Enterprise Investment Schemes allow you to invest up to £1 million in a single qualifying company worth less than £15 million. Again, the sum invested receives 30% income tax relief, freedom from Capital Gains Tax after three years and qualifies from freedom from Inheritance Tax.
Getting bang for your buck
But while it’s easy to list the different investments available to help you minimise your tax liabilities, it’s sometimes harder to remember to utilise your personal allowance. A significant part of tax law that helps lessen the amount of tax payable is the personal allowance and we would urge all individuals to take advantage of theirs.
Income tax is another area which can often be overlooked but makes up an important component of tax planning. Next April, I’m sure many will be crossing their fingers that the goose lay golden eggs and a nice tax refund but this won’t happen without putting the work in.
If you’re a higher rate taxpayer, nearly half of your earned income will line the taxman’s pockets. For most employees, income tax is automatically deducted from their earnings before the money even hits the bank account. However, there are ways to reduce this. From payroll giving and Gift Aid, right through to salary sacrifice, there are options available.

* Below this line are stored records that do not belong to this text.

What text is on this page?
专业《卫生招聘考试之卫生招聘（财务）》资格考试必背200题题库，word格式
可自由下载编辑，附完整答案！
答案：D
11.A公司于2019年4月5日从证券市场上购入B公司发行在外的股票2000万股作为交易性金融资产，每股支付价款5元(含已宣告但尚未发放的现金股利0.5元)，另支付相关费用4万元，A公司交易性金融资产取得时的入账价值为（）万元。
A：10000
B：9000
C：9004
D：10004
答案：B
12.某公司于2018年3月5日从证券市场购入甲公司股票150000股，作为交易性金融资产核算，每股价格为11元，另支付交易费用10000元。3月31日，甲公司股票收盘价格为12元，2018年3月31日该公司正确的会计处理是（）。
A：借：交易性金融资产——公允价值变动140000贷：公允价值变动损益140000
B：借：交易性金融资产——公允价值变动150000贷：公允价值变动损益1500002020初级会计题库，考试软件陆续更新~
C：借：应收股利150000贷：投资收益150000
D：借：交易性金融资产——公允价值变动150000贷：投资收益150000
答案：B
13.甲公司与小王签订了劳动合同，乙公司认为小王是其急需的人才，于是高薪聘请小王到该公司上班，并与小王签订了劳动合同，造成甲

Last but not least is the dreaded inheritance tax. Unfortunately, there’s no escaping tax even in death. If your estate is worth more than £325,000, your heirs will be stung with a hefty 40% tax bill.
Tackling this amount is one of the biggest things you can do to help your family after you’ve gone.
Inheritance tax is a voluntary tax which you can avoid by the use of proper tax planning. We would recommend utilising wills, trusts and life insurance polices either individually or a combination of all three subject to the complexity of your estate.